STUART v. LAIRD
5 U.S. (1 Cranch) 299 (1803)
[Laird sued Stuart for breach of contract in one of the original federal
circuit courts in Virginia, basing jurisdiction on diversity of citizenship.
While the case was awaiting jury trial on damages, the so-called Midnight
Justices Act was adopted by the outgoing Federalist Congress, which eliminated
the old circuit courts and substituted for them a new set of circuit courts
with mostly new judges, as well as specifically eliminating the duty of
Supreme Court justices to sit on the circuit courts. Laird's case was then
tried in December, 1801, by the new Fourth Circuit court, judgment was
rendered for specified damages, execution was levied on specific property
belonging to Stuart and another, and they posted bond guaranteeing delivery
of the property for sale. Before the sale was to take place in 1802, the
new Jeffersonian Congress repealed the Midnight Justices Act, abolishing
the new circuit courts and reinstating the old ones, as a result of which
Laird's case was transferred back to the old circuit court in which it
had been filed. Stuart defaulted on the delivery and Laird sought recovery
on the bond. Stuart defended on the ground that the Act of 1802, by transferring
a case post-judgment to another court and by reinstating the requirement
that Supreme Court justices sit on circuit, violated the constitution.

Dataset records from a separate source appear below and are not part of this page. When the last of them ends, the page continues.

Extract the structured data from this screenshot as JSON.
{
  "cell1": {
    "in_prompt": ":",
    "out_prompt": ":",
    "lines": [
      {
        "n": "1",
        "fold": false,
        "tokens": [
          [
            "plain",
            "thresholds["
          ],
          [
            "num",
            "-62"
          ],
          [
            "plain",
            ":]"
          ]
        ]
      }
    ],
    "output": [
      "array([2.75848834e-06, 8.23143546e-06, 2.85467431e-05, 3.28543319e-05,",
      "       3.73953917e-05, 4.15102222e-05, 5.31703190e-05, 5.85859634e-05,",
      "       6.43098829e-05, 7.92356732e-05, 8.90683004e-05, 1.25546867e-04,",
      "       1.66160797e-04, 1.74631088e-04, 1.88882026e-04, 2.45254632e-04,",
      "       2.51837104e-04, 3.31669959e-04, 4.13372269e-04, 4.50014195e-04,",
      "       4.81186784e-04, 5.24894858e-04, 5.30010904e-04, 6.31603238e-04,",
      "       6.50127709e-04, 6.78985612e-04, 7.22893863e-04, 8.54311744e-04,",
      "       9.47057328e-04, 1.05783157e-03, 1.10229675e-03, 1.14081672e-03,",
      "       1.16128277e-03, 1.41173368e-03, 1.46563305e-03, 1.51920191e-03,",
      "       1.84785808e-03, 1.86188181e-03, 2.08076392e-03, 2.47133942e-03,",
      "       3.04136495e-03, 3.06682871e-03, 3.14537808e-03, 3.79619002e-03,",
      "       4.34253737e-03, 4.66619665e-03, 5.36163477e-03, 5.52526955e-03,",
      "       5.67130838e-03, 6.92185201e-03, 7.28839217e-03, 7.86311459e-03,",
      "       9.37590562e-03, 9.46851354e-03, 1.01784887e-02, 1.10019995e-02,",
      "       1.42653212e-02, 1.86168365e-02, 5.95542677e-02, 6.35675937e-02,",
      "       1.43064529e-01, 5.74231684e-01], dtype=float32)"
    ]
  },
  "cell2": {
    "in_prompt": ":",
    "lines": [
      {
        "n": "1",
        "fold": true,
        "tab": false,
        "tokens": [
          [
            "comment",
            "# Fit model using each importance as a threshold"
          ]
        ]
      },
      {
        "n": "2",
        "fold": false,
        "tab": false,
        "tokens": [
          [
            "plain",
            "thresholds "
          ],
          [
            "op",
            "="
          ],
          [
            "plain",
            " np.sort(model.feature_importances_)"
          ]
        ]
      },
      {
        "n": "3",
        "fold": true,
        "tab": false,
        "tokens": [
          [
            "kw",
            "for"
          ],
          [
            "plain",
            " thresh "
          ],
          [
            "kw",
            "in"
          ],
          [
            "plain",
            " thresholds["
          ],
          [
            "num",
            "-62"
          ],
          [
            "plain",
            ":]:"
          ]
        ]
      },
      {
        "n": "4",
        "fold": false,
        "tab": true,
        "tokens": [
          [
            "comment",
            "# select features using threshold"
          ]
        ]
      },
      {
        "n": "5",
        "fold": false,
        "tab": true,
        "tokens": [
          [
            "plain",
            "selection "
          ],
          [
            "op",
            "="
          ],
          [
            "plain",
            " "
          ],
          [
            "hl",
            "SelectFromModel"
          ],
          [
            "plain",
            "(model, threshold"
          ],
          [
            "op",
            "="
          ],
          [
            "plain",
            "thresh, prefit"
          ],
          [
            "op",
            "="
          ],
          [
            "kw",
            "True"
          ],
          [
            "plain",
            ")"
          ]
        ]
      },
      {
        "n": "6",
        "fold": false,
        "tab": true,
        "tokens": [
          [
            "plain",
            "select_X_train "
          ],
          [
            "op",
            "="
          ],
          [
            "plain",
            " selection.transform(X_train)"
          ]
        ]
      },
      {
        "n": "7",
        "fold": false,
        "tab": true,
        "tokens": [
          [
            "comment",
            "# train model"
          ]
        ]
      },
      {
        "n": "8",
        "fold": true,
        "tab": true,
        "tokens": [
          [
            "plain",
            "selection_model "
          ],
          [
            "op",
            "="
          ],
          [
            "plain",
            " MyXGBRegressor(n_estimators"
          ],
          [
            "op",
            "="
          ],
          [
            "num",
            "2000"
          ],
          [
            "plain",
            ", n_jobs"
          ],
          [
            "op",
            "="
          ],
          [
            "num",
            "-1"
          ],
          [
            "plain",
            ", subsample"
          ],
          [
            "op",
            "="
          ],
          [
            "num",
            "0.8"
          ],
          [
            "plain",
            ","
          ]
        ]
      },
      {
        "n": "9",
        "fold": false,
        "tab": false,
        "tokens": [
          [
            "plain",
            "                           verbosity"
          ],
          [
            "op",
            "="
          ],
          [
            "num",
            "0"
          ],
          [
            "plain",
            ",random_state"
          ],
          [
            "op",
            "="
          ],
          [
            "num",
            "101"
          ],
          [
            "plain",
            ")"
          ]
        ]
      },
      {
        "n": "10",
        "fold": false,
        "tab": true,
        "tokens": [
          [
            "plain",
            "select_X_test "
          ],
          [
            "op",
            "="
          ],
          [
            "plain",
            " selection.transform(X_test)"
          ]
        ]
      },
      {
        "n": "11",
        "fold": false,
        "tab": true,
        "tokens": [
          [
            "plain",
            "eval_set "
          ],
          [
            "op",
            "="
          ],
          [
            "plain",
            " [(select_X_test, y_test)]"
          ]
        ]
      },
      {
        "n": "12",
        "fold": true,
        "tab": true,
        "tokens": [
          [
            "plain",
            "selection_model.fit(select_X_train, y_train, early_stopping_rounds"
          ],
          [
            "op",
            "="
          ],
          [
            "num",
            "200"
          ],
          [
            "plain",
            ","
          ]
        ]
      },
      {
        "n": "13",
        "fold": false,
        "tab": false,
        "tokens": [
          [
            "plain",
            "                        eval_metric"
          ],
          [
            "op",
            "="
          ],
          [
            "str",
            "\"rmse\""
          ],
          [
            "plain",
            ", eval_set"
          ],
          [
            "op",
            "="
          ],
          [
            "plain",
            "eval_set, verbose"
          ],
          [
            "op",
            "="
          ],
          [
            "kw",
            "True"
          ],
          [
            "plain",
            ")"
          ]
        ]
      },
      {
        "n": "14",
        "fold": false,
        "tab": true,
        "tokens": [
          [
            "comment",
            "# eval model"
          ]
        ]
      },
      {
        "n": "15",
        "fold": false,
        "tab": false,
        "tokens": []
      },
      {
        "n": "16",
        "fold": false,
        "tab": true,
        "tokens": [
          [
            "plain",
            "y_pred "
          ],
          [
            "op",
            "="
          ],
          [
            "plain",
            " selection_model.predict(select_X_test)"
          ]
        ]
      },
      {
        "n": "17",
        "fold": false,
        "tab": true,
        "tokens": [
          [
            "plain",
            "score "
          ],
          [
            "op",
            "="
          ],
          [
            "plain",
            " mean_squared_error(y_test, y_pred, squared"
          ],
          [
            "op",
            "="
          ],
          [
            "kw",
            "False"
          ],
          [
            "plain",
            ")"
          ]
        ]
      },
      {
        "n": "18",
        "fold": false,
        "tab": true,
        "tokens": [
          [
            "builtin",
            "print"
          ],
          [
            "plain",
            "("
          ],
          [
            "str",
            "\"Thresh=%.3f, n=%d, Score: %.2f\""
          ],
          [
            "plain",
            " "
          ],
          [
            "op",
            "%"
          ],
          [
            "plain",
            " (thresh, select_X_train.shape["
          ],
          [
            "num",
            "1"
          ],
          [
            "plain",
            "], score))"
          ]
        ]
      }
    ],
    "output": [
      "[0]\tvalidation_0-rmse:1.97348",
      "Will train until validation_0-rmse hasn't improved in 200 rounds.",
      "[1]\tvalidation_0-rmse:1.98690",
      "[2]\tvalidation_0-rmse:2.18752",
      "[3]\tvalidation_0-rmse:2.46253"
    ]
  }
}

Chief Justice Marshall, sitting on circuit, tried the action on the bond
and ruled against Stuart on these defenses. On Stuart's appeal to the Supreme
Court, Marshall recused himself because he had sat below. The Supreme Court,
per Justice Patterson, sustained the judgment below without dissent.
The passage in the very brief opinion relating to the constitutionality
of the circuit-riding duties of the Supreme Court justices follows. An
excellent short critique of the decision may be found in Currie, The
Constitution in the Supreme Court: 1789 - 1888 at pp. 74-77 (1985).]
* * *
2. Another reason for reversal is, that the judges of the supreme court have no right to sit as circuit judges, not being appointed as such, or in other words, that they ought to have distinct commissions for that purpose. To this objection, which is of recent date, it is sufficient to observe, that practice and acquiescence under it for a period of several years, commencing with the organization of the judicial system, afford an irresistible answer, and have indeed fixed the construction. It is a contemporary interpretation of the most forcible nature. This practical exposition is too strong and obstinate to be shaken or controlled. Of course, the question is at rest, and ought not now to be disturbed.